Humanisme, Lumières, Bourgeoisie - 3ème partie : la naissance de l’État français moderne avec François Ier
Submitted by Anonyme (non vérifié)Le matérialisme dialectique enseigne que le passage à un niveau supérieur est une caractéristique du saut qualitatif. Ainsi, l’humanité a profité du passage des micro-États typiques du féodalisme à un État centralisé, généralisant la loi et la justice. C’est un progrès dans la civilisation et le refus des particularismes, à une époque où « l’univers » de la grande majorité des individus se résumait au cinq kilomètres environnant, où le pays est divisé entre 70 000 – 80 000 seigneuries.
L’État central généralise une justice unique, rejetant la violence des micro-univers repliés sur eux-mêmes et combattant de manière ultra-violente et tribale la moindre intervention extérieure. Il ne le fait pas sans mal, mais il profite d’une tendance irrépressible, celle de l’accumulation du capital.

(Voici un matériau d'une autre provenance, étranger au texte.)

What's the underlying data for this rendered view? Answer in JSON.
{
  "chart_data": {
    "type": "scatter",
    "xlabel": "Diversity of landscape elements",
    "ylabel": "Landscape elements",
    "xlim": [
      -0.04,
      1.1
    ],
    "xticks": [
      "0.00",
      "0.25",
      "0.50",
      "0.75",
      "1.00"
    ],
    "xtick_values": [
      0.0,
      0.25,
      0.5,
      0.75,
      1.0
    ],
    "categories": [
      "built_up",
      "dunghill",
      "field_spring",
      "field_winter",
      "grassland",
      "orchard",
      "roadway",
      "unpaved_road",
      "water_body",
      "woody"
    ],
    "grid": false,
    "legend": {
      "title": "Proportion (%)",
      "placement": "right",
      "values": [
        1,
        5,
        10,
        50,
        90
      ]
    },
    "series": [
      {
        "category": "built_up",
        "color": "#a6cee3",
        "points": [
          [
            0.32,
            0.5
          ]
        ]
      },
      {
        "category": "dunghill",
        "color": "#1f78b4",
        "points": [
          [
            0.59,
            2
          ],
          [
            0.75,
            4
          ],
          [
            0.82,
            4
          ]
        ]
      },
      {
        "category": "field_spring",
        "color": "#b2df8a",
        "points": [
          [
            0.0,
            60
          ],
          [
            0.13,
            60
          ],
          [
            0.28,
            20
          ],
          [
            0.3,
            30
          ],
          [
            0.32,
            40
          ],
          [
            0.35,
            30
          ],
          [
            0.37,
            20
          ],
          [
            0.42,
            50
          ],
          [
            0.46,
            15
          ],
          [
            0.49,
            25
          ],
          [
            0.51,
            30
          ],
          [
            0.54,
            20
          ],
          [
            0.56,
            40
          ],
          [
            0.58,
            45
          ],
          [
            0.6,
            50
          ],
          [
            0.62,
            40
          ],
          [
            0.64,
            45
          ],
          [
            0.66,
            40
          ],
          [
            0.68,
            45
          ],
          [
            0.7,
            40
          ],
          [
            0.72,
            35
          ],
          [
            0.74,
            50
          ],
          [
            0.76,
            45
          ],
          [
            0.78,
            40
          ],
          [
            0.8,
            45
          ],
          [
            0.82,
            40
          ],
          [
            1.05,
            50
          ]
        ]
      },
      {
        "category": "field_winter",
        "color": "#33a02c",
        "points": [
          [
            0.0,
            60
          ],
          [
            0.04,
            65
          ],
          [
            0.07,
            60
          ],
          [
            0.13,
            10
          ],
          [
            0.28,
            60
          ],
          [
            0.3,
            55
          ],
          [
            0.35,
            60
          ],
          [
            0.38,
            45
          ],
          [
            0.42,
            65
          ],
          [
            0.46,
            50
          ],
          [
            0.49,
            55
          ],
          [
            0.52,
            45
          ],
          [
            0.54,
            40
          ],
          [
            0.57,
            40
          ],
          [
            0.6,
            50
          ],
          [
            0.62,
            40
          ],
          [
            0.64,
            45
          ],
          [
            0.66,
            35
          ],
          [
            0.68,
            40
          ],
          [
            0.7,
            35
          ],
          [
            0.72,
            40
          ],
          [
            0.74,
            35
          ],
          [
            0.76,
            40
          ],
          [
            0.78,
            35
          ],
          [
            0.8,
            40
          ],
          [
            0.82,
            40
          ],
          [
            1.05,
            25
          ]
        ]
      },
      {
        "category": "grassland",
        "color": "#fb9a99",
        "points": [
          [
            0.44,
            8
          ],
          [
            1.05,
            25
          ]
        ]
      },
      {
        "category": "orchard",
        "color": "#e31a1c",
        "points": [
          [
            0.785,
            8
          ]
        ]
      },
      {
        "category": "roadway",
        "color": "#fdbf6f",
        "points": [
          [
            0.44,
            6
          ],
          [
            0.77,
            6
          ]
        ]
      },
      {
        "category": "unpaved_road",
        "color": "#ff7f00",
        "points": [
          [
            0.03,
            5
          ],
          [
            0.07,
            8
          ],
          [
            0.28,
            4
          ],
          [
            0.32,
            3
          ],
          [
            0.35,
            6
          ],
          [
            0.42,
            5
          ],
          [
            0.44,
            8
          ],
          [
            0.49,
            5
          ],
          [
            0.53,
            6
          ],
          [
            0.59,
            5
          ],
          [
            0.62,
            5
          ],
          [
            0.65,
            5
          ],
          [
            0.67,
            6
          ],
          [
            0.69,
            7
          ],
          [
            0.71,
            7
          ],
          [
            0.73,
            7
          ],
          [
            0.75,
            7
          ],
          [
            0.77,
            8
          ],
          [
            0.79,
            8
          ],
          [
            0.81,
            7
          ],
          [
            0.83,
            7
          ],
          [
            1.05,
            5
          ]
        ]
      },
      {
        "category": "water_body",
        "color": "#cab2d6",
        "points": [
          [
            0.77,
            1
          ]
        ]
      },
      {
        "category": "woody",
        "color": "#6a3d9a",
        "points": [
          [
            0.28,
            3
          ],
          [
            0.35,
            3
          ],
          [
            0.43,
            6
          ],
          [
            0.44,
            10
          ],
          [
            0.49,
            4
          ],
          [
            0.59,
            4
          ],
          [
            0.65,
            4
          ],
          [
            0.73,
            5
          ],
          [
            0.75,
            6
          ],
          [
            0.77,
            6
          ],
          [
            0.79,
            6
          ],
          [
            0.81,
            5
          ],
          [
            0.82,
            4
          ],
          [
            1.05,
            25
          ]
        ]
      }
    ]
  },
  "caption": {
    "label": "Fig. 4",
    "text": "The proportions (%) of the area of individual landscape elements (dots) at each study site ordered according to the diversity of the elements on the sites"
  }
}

Car les échanges économiques se généralisent au sein d’une même zone géographique, repoussant le chaos et en permettant une pacification du cadre des échanges, qui devient le cadre national où l’État régule la vie sociale.
C’est le moment où les villes se développent comme foyers de civilisation. Dans certaines situations, ces villes deviennent si puissantes, qu’elles deviennent littéralement des États-marchands, comme Gênes et Venise.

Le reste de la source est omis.